Quantitative analysis

All trials described above were included in the quantitative analysis of at least one outcome of interest. Table 2 summarizes key findings of the different meta-analyses.

Table 2 Topiramate compared to placebo for migraine prophylaxisMonthly migraine days

Our quantitative analysis for MMD included 2,361 participants from all eight studies (Fig. 3). Six studies provided direct information about MMD [6, 30, 31, 34, 35, 37]. For the remaining two [32, 33], we used the number of monthly migraine attacks as a surrogate parameter.

Fig. 3figure 3

Forest plot showing meta-analysis comparing topiramate with placebo for the reduction of monthly migraine days

Overall, the meta-analysis revealed a high certainty evidence that treatment with topiramate reduces migraine frequency over time with a mean difference of 0.99 days compared to placebo. Five studies were deemed at low risk of bias [6, 30, 31, 33, 35], and three studies at high risk of bias [30, 34, 37] (Fig. 4). Reasons for the low rating were mostly missing outcome data.

Fig. 4figure 4

Risk of bias ratings for the randomized controlled trials of topiramate vs. placebo included in this meta-analysis

Pairwise meta-regressions did not show different results for trials at high risk of bias compared with trials at a low risk of bias (Supplementary Material 2). Similarly, a subgroup analysis based on mean MMD at baseline and prior use of migraine preventive treatments revealed similar results as the primary analysis (Supplementary Material 2).

50% responder rate

Six trials including 1,959 participants reported the 50% responder rates as an outcome [6, 30, 31, 33, 34, 36]. We found high certainty of evidence that topiramate increased the 50% responder rates (Fig. 5). Across these trials, the relative effect of topiramate compared to placebo was 1.61 (95% CI 1.29–2.01).

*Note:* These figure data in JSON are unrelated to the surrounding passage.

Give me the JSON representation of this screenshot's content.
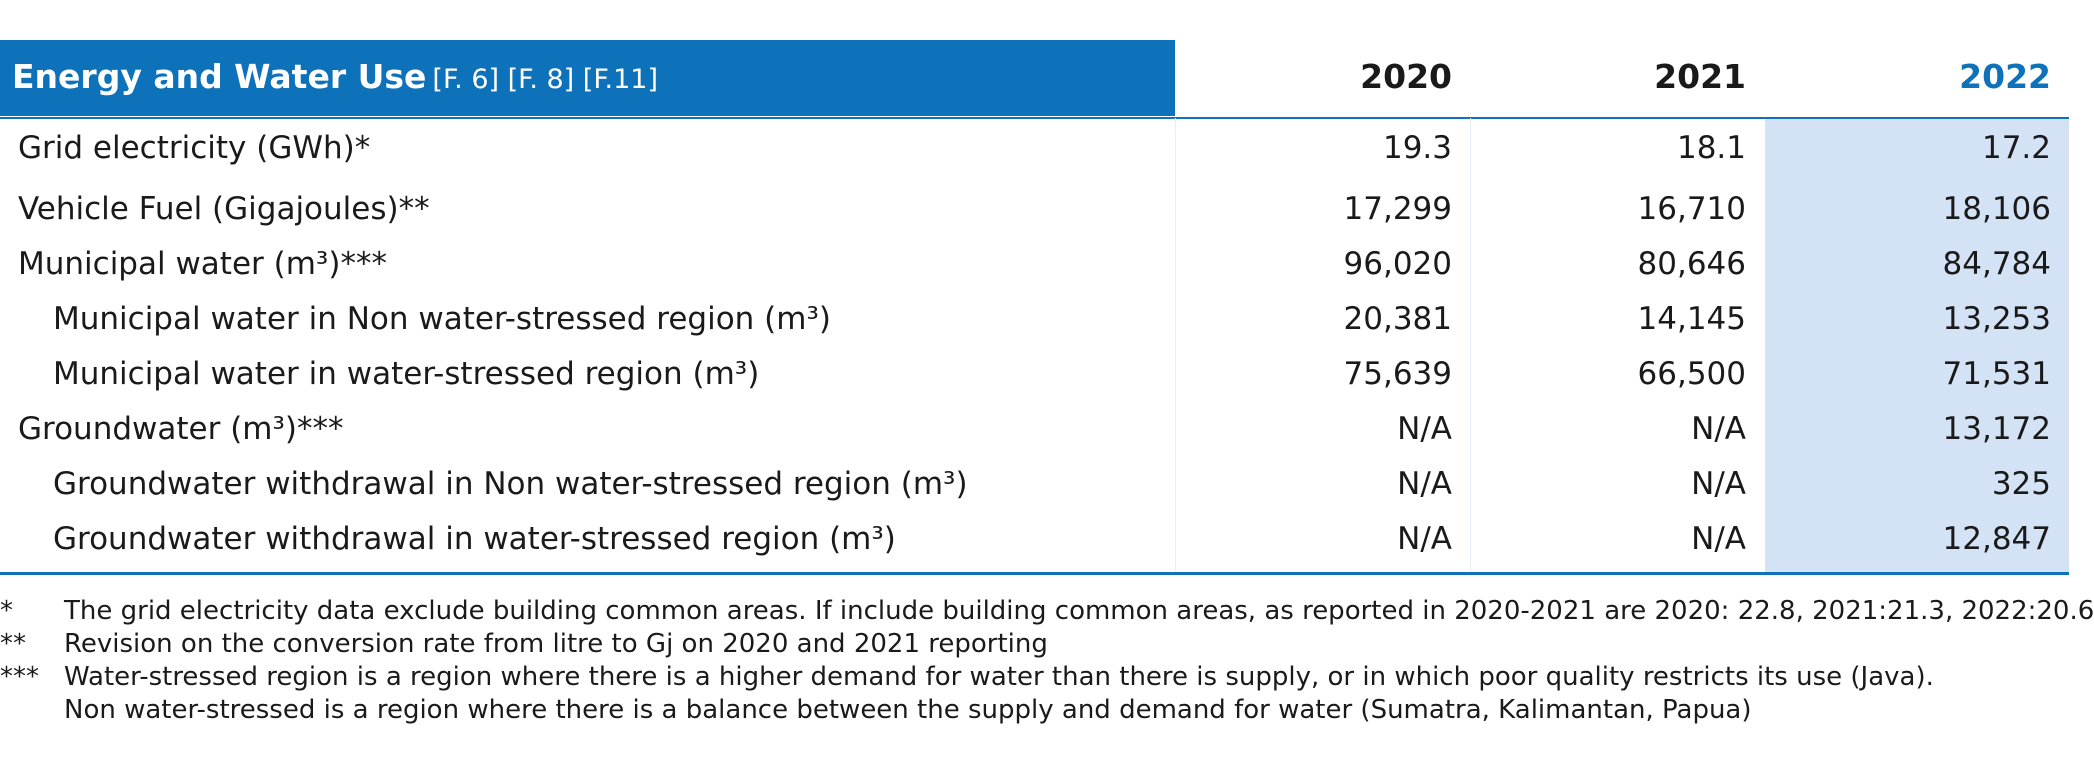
{
  "table": {
    "title": "Energy and Water Use",
    "title_refs": "[F. 6] [F. 8] [F.11]",
    "years": [
      "2020",
      "2021",
      "2022"
    ],
    "rows": [
      {
        "label": "Grid electricity (GWh)*",
        "v2020": "19.3",
        "v2021": "18.1",
        "v2022": "17.2"
      },
      {
        "label": "Vehicle Fuel (Gigajoules)**",
        "v2020": "17,299",
        "v2021": "16,710",
        "v2022": "18,106"
      },
      {
        "label": "Municipal water (m³)***",
        "v2020": "96,020",
        "v2021": "80,646",
        "v2022": "84,784"
      },
      {
        "label": "Municipal water in Non water-stressed region (m³)",
        "v2020": "20,381",
        "v2021": "14,145",
        "v2022": "13,253"
      },
      {
        "label": "Municipal water in water-stressed region (m³)",
        "v2020": "75,639",
        "v2021": "66,500",
        "v2022": "71,531"
      },
      {
        "label": "Groundwater (m³)***",
        "v2020": "N/A",
        "v2021": "N/A",
        "v2022": "13,172"
      },
      {
        "label": "Groundwater withdrawal in Non water-stressed region (m³)",
        "v2020": "N/A",
        "v2021": "N/A",
        "v2022": "325"
      },
      {
        "label": "Groundwater withdrawal in water-stressed region (m³)",
        "v2020": "N/A",
        "v2021": "N/A",
        "v2022": "12,847"
      }
    ]
  },
  "notes": [
    {
      "mark": "*",
      "text": "The grid electricity data exclude building common areas. If include building common areas, as reported in 2020-2021 are 2020: 22.8, 2021:21.3, 2022:20.6"
    },
    {
      "mark": "**",
      "text": "Revision on the conversion rate from litre to Gj on 2020 and 2021 reporting"
    },
    {
      "mark": "***",
      "text": "Water-stressed region is a region where there is a higher demand for water than there is supply, or in which poor quality restricts its use (Java).",
      "continuation": "Non water-stressed is a region where there is a balance between the supply and demand for water (Sumatra, Kalimantan, Papua)"
    }
  ]
}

One trial [34] was rated as high risk of bias and the remaining five as low risk of bias.

Fig. 5figure 5

Forest plot showing meta-analysis comparing topiramate with placebo for 50% responder rates

Separate subgroup analyses based on baseline migraine frequency, prior use of preventive medication, and risk of bias showed results consistent with the primary analysis (Supplementary Material 3).

Adverse events leading to discontinuation

Overall, 322 out of 1,561 participants receiving topiramate within eight trials ended the study prematurely due to adverse events [6, 30,31,32,33,34,35, 37]. Topiramate led to higher discontinuation rates than placebo with a risk difference of 0.08 (95% CI 0.02–0.14) (Fig. 6). The certainty of evidence was deemed as high.

Fig. 6figure 6

Forest plot showing meta-analysis comparing topiramate with placebo for adverse events leading to discontinuation

Subgroup analyses based on risk of bias, migraine frequency, and previous preventive medication yielded similar results as the primary analysis (Supplementary Material 4).